Public administrations across Europe and beyond are operating in increasingly contested political and institutional environments. Recurrent crises, geopolitical instability and rapid technological transformation are exerting sustained pressure on governance capacity, while simultaneously reshaping the relationship between politics and administration. In this context, administrative reform has re-emerged as a central – yet profoundly ambivalent – instrument of state transformation.
Traditionally associated with efforts to improve the quality of government, administrative reform is now implicated in wider processes of democratic stress. While some reform initiatives reinforce institutional resilience, professionalism and administrative legitimacy, others contribute to the politicisation of the civil service, the weakening of checks and balances, and the erosion of administrative autonomy. Far from being normatively neutral, reform choices may actively reconfigure power relations within the state, with far-reaching implications for the rule of law and the quality of democratic governance.
Contemporary debates on democratic backsliding increasingly recognise that democratic erosion does not necessarily unfold as a slow or linear process. In certain contexts, it may be accelerated, episodic or concentrated in critical moments of institutional change. Public administrations are not peripheral to these dynamics. They constitute key arenas in which reform designs, implementation practices and professional norms intersect with political strategies, shaping how democratic safeguards are maintained, recalibrated or, in some cases, swiftly reconfigured.
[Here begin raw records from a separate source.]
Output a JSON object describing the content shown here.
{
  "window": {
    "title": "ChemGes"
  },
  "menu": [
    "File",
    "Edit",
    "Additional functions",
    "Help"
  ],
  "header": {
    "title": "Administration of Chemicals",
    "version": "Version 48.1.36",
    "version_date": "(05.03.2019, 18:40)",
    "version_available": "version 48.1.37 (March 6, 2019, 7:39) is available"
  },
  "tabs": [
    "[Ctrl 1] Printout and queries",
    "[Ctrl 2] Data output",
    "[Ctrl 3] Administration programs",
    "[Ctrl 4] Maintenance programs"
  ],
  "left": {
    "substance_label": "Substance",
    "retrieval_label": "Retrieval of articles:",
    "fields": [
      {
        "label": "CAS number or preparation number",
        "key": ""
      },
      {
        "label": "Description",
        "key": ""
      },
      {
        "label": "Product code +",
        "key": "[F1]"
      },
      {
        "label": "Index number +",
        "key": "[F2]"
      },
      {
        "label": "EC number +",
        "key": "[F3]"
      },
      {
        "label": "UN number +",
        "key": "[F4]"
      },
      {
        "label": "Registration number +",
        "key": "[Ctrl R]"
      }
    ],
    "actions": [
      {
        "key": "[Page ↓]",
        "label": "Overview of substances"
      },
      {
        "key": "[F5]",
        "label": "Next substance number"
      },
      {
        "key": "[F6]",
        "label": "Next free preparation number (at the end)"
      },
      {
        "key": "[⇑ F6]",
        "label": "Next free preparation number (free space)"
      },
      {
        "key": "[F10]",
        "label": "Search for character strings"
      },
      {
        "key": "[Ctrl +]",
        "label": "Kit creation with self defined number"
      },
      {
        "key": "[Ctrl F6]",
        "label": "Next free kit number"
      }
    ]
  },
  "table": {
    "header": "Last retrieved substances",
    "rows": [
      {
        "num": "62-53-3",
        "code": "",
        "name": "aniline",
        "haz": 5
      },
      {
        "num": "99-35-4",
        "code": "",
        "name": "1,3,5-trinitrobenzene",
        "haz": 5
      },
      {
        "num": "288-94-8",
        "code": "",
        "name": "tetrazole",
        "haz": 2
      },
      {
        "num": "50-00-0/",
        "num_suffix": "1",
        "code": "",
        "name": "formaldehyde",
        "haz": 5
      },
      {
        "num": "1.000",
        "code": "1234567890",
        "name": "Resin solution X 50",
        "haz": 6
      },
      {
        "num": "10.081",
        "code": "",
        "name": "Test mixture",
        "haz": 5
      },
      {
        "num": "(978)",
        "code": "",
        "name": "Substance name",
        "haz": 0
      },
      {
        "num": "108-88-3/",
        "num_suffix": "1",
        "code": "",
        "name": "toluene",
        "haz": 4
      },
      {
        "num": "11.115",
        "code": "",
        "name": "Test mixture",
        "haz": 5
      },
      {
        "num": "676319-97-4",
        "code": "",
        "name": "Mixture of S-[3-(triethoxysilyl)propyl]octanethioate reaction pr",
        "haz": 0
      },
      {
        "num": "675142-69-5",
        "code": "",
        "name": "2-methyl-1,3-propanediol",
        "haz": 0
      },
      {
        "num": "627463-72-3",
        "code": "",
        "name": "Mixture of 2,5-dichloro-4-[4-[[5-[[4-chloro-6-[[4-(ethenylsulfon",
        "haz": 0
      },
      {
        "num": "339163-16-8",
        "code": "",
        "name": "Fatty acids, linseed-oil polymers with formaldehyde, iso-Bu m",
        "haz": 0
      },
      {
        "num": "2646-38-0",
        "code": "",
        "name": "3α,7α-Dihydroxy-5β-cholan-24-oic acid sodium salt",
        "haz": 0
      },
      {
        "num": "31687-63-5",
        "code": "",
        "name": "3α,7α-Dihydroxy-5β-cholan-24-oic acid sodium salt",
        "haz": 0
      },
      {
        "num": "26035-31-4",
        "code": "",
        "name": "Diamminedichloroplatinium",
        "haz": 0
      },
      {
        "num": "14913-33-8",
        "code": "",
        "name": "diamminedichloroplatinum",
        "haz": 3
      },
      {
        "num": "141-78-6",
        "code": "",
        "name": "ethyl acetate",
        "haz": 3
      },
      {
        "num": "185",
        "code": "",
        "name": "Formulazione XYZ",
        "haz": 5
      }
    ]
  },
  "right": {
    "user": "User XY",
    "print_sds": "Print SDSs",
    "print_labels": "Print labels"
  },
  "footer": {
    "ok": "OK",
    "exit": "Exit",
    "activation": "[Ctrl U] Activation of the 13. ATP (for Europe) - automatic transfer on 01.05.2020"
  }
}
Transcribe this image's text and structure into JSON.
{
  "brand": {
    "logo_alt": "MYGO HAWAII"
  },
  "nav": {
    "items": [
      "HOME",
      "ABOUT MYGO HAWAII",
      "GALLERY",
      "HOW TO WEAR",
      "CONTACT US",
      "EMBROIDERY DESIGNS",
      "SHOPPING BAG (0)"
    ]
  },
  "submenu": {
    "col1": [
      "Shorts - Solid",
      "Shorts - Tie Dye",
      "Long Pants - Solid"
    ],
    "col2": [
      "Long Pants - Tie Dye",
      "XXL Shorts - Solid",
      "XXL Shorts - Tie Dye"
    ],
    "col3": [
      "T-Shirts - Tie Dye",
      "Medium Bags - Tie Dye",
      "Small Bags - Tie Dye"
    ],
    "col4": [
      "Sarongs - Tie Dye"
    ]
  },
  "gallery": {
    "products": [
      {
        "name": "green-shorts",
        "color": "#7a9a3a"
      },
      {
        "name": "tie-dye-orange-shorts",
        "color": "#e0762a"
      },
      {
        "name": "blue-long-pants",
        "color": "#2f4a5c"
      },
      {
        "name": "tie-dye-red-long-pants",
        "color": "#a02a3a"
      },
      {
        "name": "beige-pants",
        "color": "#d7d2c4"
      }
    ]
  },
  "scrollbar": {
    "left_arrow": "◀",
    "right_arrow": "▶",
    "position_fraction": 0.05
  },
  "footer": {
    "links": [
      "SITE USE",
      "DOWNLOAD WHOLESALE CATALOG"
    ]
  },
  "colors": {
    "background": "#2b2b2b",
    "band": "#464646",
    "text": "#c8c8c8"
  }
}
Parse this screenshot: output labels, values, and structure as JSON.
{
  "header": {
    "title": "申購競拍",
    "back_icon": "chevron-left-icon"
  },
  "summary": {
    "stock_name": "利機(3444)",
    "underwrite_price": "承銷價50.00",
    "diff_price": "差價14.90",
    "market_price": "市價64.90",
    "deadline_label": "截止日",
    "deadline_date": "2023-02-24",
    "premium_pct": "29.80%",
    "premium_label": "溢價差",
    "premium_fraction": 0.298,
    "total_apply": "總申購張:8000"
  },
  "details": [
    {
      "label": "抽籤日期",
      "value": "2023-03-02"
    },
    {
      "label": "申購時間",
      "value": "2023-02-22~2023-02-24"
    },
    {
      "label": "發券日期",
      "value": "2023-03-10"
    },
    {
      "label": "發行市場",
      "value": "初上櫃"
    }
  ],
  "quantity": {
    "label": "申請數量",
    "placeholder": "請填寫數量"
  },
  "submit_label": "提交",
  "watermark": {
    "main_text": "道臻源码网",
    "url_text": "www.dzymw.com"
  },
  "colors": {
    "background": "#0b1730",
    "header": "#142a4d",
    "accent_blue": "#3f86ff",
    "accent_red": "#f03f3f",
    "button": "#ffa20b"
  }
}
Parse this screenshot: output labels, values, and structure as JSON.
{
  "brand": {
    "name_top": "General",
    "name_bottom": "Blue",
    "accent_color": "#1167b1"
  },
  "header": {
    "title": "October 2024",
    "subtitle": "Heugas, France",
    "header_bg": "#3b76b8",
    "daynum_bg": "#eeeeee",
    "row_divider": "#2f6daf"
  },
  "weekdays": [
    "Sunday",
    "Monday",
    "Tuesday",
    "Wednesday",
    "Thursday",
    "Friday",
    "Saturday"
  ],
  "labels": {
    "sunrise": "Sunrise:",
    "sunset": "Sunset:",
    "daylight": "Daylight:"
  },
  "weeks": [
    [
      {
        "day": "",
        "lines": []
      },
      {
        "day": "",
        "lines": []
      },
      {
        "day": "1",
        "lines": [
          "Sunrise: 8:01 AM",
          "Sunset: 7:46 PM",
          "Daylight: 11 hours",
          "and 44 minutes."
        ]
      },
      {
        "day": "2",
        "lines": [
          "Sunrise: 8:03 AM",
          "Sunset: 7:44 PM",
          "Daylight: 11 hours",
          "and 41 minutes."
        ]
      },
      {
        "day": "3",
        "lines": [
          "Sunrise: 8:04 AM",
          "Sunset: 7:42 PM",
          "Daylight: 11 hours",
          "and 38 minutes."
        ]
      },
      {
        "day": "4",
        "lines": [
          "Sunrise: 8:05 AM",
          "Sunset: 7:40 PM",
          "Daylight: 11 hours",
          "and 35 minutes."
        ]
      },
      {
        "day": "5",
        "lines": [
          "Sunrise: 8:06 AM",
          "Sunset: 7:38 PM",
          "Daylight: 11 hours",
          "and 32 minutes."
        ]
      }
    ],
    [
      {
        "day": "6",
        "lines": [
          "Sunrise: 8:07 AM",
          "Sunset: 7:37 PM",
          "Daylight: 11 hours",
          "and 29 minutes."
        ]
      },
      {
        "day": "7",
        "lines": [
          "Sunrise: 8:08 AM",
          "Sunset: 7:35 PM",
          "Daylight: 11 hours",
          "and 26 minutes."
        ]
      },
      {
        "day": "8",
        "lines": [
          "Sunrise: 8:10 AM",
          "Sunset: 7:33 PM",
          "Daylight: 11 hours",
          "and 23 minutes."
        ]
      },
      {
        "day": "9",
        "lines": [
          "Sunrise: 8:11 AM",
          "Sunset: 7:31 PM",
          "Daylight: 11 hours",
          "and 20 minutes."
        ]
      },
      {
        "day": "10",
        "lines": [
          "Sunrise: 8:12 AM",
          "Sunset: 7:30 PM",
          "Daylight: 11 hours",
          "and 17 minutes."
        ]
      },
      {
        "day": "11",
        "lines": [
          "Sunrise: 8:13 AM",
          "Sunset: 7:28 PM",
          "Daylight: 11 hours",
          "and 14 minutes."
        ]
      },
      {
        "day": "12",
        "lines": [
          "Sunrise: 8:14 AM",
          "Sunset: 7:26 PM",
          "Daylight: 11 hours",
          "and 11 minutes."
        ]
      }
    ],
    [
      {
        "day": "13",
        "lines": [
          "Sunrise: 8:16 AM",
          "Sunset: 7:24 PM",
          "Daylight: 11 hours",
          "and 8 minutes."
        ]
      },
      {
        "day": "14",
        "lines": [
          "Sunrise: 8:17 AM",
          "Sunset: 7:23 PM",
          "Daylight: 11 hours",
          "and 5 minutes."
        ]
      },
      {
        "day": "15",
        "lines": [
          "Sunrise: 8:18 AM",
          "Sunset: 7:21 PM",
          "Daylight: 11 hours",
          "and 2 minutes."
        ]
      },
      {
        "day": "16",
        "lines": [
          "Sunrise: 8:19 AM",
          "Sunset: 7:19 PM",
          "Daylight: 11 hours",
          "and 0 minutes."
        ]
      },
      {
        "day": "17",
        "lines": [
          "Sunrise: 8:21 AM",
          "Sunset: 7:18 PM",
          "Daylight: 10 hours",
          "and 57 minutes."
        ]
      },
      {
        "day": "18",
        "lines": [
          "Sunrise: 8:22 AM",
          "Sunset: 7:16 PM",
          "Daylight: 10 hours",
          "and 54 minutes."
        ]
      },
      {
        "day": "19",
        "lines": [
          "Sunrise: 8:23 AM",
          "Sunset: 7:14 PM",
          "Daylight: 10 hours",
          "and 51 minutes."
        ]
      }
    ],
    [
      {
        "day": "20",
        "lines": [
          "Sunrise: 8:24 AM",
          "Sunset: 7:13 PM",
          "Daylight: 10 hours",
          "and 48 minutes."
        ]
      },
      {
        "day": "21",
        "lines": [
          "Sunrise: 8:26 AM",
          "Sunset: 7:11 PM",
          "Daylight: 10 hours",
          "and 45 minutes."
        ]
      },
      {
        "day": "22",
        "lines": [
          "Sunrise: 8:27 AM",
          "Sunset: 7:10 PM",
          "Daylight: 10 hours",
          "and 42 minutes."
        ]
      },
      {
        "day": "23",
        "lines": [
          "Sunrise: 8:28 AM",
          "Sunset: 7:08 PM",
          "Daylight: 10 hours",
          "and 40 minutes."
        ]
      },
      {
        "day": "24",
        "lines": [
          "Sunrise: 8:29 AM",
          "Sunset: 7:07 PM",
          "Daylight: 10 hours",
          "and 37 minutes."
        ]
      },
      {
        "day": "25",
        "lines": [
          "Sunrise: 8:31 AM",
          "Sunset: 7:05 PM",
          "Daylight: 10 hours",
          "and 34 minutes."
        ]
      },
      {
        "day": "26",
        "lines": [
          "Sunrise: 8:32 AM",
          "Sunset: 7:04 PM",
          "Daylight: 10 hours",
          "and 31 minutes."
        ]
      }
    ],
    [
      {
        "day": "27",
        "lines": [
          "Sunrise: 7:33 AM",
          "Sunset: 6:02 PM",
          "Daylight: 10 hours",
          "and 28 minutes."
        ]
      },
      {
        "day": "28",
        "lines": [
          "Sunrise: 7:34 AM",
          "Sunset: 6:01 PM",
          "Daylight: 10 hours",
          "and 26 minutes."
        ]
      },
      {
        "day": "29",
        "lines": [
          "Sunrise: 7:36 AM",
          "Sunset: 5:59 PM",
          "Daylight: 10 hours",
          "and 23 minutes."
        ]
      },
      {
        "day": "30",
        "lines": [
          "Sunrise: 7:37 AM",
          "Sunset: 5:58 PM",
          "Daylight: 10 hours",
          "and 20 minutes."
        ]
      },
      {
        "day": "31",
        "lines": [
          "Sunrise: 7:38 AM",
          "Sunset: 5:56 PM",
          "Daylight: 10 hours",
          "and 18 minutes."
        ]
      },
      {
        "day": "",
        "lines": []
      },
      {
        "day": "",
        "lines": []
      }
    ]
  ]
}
This panel examines administrative reform as a critical nexus linking governance capacity, institutional resilience and democratic quality. Drawing on public governance paradigms – from classical bureaucracy and the Neo-Weberian State to New Public Management and New Public Governance – the panel invites contributions that analyse how reform trajectories shape administrative autonomy, accountability and legitimacy under conditions of political and institutional stress.